Однако в то время мы вовсе не думали о поражении, и когда в тысяча семьсот девяносто седьмом году приехали в Монбелло к Наполеону Бонапарту, покорителю Италии, он был еще в расцвете сил, а семья богатела с каждым днем за счет победоносного шествия Наполеона. Главная причина, побудившая брата собрать членов семьи в Монбелло, – желание, чтобы мы ближе узнали его новоиспеченную жену Жозефину. Нам было практически приказано не только восхищаться этой женщиной, но принять в семью и любить ее. Как глупо с его стороны! Мы ненавидели Жозефину еще до встречи с нею. Женился он тайно, точно стыдясь своего поступка. Мама была крайне раздосадована; ведь она подобрала для Наполеона во всех отношениях респектабельную Дезире Клари, младшую сестру жены Жозефа. Фактически уже состоялась помолвка, но Наполеон бросил Дезире ради женщины, старше его на несколько лет. Уроженка аристократической семьи с острова Мартиника, Жозефина в дни террора чудом осталась жива. У вдовы с двумя детьми было столько долгов, что о них ходили легенды. Мы ее заведомо невзлюбили. Наметилось довольно жесткое противостояние.

Я вспоминаю день, когда, находясь во дворе замка, застала Наполеона и маму за серьезным разговором. Время от времени брат смотрел в мою сторону, очевидно, чем-то раздосадованный. Я говорю «очевидно», потому что он грыз ногти – старая привычка, проявлявшаяся в момент крайнего раздражения. Потом к ним присоединилась Жозефина. Изумительная грация делала ее особенно привлекательной. На ней было муслиновое платье с глубоким декольте и высокой талией. Ее грациозность раздражала меня, рядом с ней я чувствовала себя какой-то неуклюжей. Я тут же решила сделать все, что в моих силах, чтобы вместе с остальными членами семьи способствовать ее бесчестию и падению. Я все еще кипела от злости и детского негодования, когда во дворе показался гулявший в одиночестве Иоахим Мюрат. Приблизившись ко мне, он галантно поклонился. Машинально я протянула ему руку, которую он одарил долгим поцелуем. От его полных чувственных губ, теплых и влажных, меня буквально бросило в жар.

– Вы Каролина Бонапарт, – проговорил он.

– А вы Иоахим Мюрат, – сказала я, стараясь скрыть дрожь в голосе. Он предложил свою руку, и мы стали бродить вместе по двору. На мне тоже было белое муслиновое платье с глубоким вырезом и высокой талией. Свободной рукой я дерзко потянула вниз декольте, желая показать в наиболее выгодном свете свою крепкую полную грудь. Замечавшая все Жозефина улыбнулась мне ободряюще. Наполеон, такой же наблюдательный, как и его супруга, еще яростнее стал грызть ногти. Что же касается мамы, то она окатила меня ледяным взглядом.

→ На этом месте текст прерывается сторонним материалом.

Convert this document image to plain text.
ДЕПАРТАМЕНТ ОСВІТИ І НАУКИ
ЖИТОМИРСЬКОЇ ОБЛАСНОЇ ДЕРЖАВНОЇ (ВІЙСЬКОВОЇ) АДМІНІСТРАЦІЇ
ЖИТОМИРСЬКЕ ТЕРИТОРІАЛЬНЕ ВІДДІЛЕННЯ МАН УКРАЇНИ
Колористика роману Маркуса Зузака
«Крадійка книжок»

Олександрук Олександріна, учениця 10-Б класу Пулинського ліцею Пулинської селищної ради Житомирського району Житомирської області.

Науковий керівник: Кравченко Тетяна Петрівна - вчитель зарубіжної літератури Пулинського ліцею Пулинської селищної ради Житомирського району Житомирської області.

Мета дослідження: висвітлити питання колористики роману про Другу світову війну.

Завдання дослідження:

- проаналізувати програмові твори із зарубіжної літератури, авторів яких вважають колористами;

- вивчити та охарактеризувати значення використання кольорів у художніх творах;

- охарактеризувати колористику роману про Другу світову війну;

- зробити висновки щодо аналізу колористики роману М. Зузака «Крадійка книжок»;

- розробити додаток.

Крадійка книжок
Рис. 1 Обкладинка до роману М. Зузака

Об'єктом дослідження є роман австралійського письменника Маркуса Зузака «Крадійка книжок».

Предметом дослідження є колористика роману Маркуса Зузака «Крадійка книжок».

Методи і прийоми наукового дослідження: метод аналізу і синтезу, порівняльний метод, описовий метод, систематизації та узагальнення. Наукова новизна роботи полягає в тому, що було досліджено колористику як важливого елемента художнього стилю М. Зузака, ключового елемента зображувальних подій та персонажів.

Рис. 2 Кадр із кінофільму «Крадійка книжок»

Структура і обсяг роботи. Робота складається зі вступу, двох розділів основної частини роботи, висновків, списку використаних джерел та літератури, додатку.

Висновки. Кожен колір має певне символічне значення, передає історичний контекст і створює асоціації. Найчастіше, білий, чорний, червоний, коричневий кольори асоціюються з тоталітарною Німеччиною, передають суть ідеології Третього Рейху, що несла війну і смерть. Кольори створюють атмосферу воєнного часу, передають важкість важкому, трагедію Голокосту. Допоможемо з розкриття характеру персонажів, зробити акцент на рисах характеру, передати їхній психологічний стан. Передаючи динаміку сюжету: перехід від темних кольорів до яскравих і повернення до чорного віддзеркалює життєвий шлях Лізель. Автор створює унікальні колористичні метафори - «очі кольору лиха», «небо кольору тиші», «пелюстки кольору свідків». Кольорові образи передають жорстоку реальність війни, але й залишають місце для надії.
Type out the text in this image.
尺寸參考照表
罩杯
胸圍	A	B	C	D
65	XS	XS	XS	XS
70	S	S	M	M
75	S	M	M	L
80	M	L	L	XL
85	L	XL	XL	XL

– Сегодня вечером состоится грандиозный бал, – проговорил Мюрат.

– Знаю и с нетерпением жду его.

– Надеюсь, вы будете танцевать только со мной, – сказал он, сильнее прижав к себе мою руку.

– Оставлю за вами по меньшей мере один танец, – хихикнула я (мой недостаток с детства). – Не забудьте пригласить потанцевать и Полину.

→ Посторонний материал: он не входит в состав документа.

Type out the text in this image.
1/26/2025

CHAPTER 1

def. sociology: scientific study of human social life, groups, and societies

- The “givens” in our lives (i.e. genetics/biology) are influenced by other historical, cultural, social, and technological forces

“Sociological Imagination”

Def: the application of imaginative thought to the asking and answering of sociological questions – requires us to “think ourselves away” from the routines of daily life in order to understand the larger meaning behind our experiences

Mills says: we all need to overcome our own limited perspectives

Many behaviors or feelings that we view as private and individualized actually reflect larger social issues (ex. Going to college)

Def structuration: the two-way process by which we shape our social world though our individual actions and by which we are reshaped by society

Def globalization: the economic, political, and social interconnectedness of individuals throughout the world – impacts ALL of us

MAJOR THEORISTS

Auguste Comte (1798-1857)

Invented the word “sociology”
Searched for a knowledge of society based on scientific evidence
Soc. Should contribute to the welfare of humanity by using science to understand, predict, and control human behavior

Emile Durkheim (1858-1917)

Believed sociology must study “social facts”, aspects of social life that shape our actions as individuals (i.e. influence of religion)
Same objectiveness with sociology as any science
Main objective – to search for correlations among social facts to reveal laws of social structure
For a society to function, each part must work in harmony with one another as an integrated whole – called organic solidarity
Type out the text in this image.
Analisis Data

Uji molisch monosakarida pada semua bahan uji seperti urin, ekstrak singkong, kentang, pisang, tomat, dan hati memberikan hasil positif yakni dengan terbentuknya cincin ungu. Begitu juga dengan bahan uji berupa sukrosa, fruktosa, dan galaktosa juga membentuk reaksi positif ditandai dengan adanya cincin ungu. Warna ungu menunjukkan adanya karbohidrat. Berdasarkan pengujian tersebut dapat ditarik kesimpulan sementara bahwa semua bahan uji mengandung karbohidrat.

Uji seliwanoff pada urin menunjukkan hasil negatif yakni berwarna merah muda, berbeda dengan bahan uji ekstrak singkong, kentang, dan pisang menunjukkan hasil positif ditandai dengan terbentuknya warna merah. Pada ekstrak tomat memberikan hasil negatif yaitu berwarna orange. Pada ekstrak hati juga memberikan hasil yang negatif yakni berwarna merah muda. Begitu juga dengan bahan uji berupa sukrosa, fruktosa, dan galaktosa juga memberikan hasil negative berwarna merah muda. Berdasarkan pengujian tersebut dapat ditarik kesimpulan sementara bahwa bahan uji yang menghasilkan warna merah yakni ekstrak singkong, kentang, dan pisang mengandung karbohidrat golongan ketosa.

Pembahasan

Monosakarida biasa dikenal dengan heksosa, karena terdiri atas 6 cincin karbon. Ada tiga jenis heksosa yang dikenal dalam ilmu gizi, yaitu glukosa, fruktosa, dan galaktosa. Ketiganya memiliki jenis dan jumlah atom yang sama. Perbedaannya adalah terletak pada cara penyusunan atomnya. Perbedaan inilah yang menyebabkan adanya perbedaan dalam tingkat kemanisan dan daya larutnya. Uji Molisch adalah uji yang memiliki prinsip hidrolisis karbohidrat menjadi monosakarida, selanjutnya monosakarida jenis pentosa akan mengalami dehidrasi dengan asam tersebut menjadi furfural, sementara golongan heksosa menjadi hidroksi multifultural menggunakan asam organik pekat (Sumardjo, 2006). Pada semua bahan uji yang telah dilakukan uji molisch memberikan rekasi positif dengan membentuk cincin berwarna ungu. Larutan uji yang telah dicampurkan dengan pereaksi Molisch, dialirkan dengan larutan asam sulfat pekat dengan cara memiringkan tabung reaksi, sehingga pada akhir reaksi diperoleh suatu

– Предпочитаю вас вашей сестре, – заявил Мюрат довольно откровенно.

Это признание поразило меня.

– Но Полина очень красива, подлинная красавица. Одна из самых прелестных девушек Франции.

– Но если вы настаиваете, мадемуазель.

Ему следовало обращаться ко мне «гражданка», однако подобное обращение, слава Богу, уже быстро выходило из моды.

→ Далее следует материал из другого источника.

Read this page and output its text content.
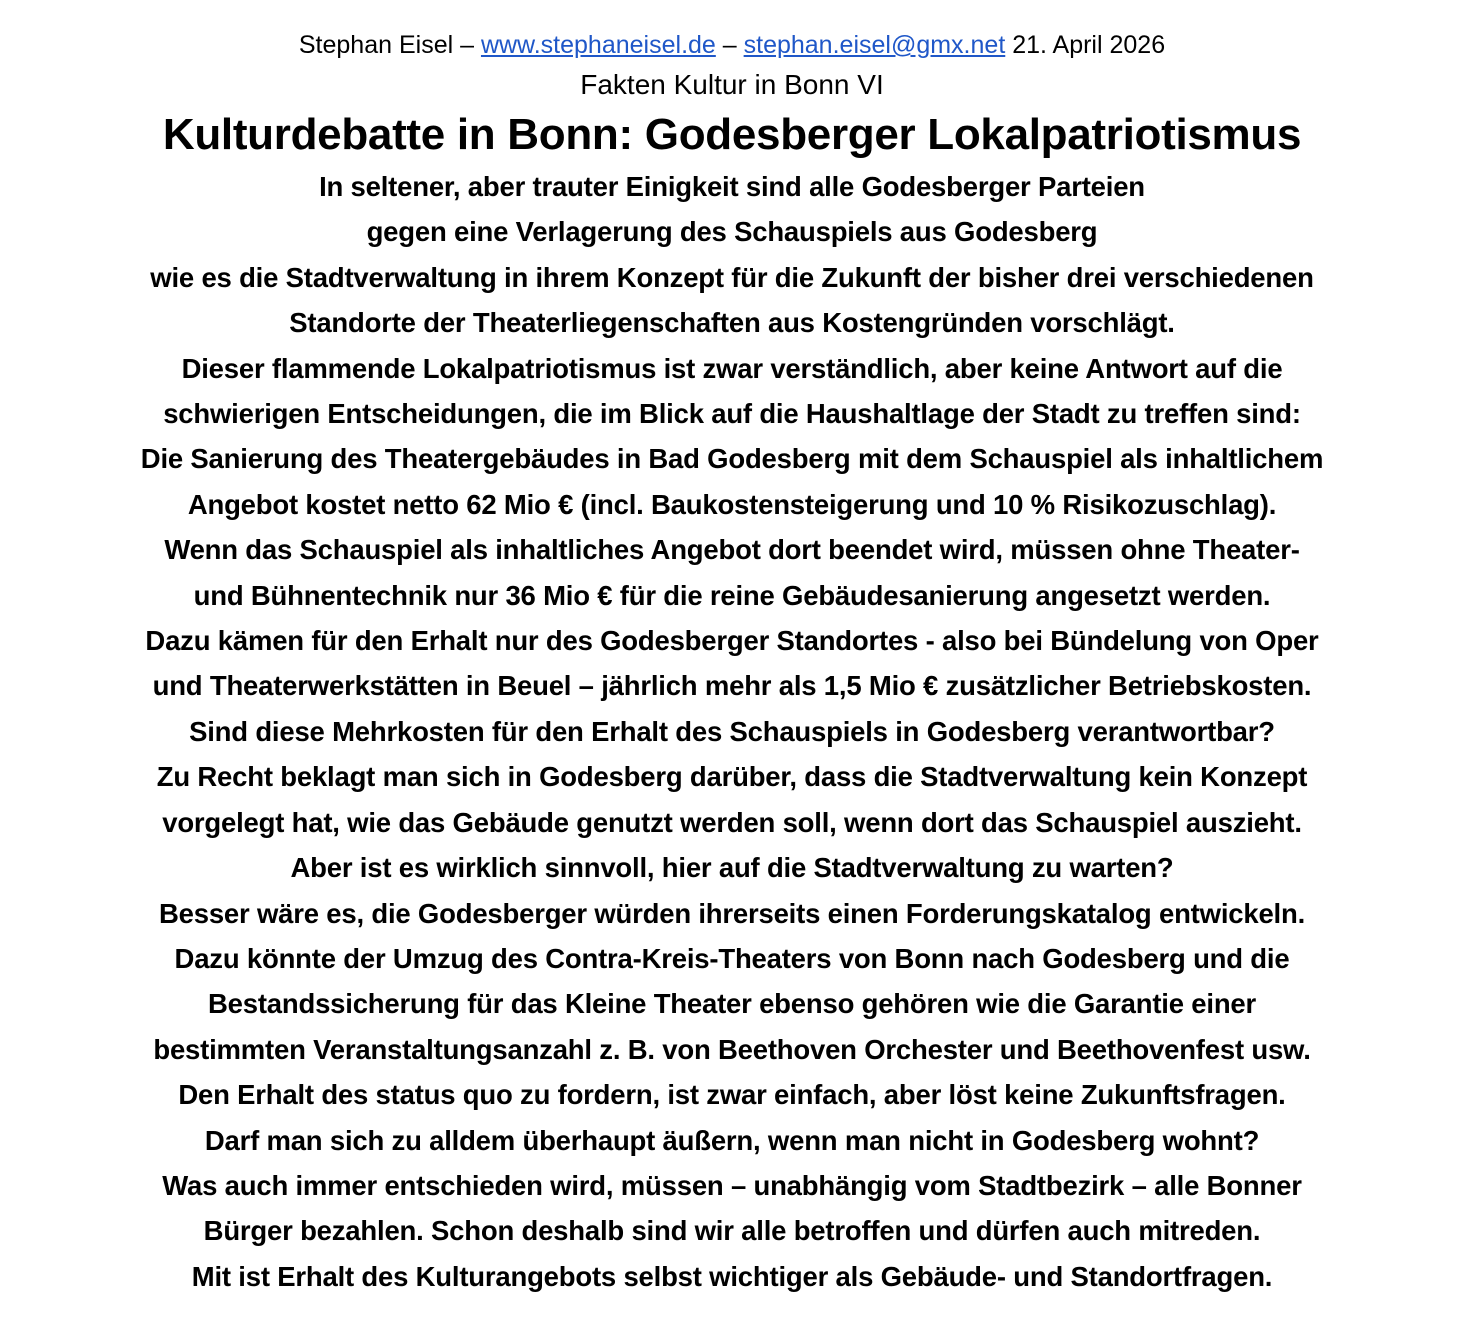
Stephan Eisel – www.stephaneisel.de – stephan.eisel@gmx.net 21. April 2026
Fakten Kultur in Bonn VI
Kulturdebatte in Bonn: Godesberger Lokalpatriotismus
In seltener, aber trauter Einigkeit sind alle Godesberger Parteien
gegen eine Verlagerung des Schauspiels aus Godesberg
wie es die Stadtverwaltung in ihrem Konzept für die Zukunft der bisher drei verschiedenen
Standorte der Theaterliegenschaften aus Kostengründen vorschlägt.
Dieser flammende Lokalpatriotismus ist zwar verständlich, aber keine Antwort auf die
schwierigen Entscheidungen, die im Blick auf die Haushaltlage der Stadt zu treffen sind:
Die Sanierung des Theatergebäudes in Bad Godesberg mit dem Schauspiel als inhaltlichem
Angebot kostet netto 62 Mio € (incl. Baukostensteigerung und 10 % Risikozuschlag).
Wenn das Schauspiel als inhaltliches Angebot dort beendet wird, müssen ohne Theater-
und Bühnentechnik nur 36 Mio € für die reine Gebäudesanierung angesetzt werden.
Dazu kämen für den Erhalt nur des Godesberger Standortes - also bei Bündelung von Oper
und Theaterwerkstätten in Beuel – jährlich mehr als 1,5 Mio € zusätzlicher Betriebskosten.
Sind diese Mehrkosten für den Erhalt des Schauspiels in Godesberg verantwortbar?
Zu Recht beklagt man sich in Godesberg darüber, dass die Stadtverwaltung kein Konzept
vorgelegt hat, wie das Gebäude genutzt werden soll, wenn dort das Schauspiel auszieht.
Aber ist es wirklich sinnvoll, hier auf die Stadtverwaltung zu warten?
Besser wäre es, die Godesberger würden ihrerseits einen Forderungskatalog entwickeln.
Dazu könnte der Umzug des Contra-Kreis-Theaters von Bonn nach Godesberg und die
Bestandssicherung für das Kleine Theater ebenso gehören wie die Garantie einer
bestimmten Veranstaltungsanzahl z. B. von Beethoven Orchester und Beethovenfest usw.
Den Erhalt des status quo zu fordern, ist zwar einfach, aber löst keine Zukunftsfragen.
Darf man sich zu alldem überhaupt äußern, wenn man nicht in Godesberg wohnt?
Was auch immer entschieden wird, müssen – unabhängig vom Stadtbezirk – alle Bonner
Bürger bezahlen. Schon deshalb sind wir alle betroffen und dürfen auch mitreden.
Mit ist Erhalt des Kulturangebots selbst wichtiger als Gebäude- und Standortfragen.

– На лице Полины, – продолжал Мюрат, – я замечаю только выражение ненасытной алчности, своеволия и чувственности.

Я вновь хихикнула, потому что ничем не отличалась от Полины, но, по-видимому, на моем лице эти качества не отражались.

– Вы довольно прямолинейны, генерал, – сказала я.

– Таков мой обычай.

Мы повернулись и пошли назад.

– Будьте опять прямолинейны, – проговорила я бойко, – и опишите, какой вы меня видите.

– У вас фигура взрослой женщины, – улыбнулся он, оправляя опущенное мною декольте, открывшее достаточно прелестей.

Когда его пальцы слегка коснулись моего тела, я чуть не задохнулась от охватившего меня сладостного чувства.

– У вас розовые щеки – свидетельство того, что вы выросли на природе, – продолжал он. – И ваши прелестные голубые глаза искрятся весельем. – Мюрат сделал паузу. – В некотором смысле вы красивее Полины, – закончил он серьезно.

– Договаривайте, генерал, – подбодрила я.

– В духовном отношении. Я вижу на вашем лице отпечаток таких качеств, как доброта, простодушие и, несмотря на вашу молодость, способность к состраданию.

Как мужчины все-таки глупы! Они видят только то, что хотели бы видеть, и создают не существующий в природе, но сообразный собственным вкусам идеал. Как видно, Мюрату я начинала сильно нравиться, и именно этого я и добивалась. Мы остановились, и он продолжал восхищенно исследовать мое лицо. Я, в свою очередь, тоже занялась изучением. Его энергичные черты свидетельствовали о властном характере, а голубые глаза из-за смуглой кожи типичного гасконца казались светлее моих. Мне нравились его черные кудрявые волосы, лихо закрученные усы, но более всего меня приводили в трепет его чувственные губы. И, как я впоследствии убедилась, они вполне оправдывали этот эпитет. У меня сложилось впечатление, что под внешне цивилизованной оболочкой скрывается дикий зверь. Даже теперь, после многих прожитых лет, я помню совершенно отчетливо, как взволновало меня это открытие.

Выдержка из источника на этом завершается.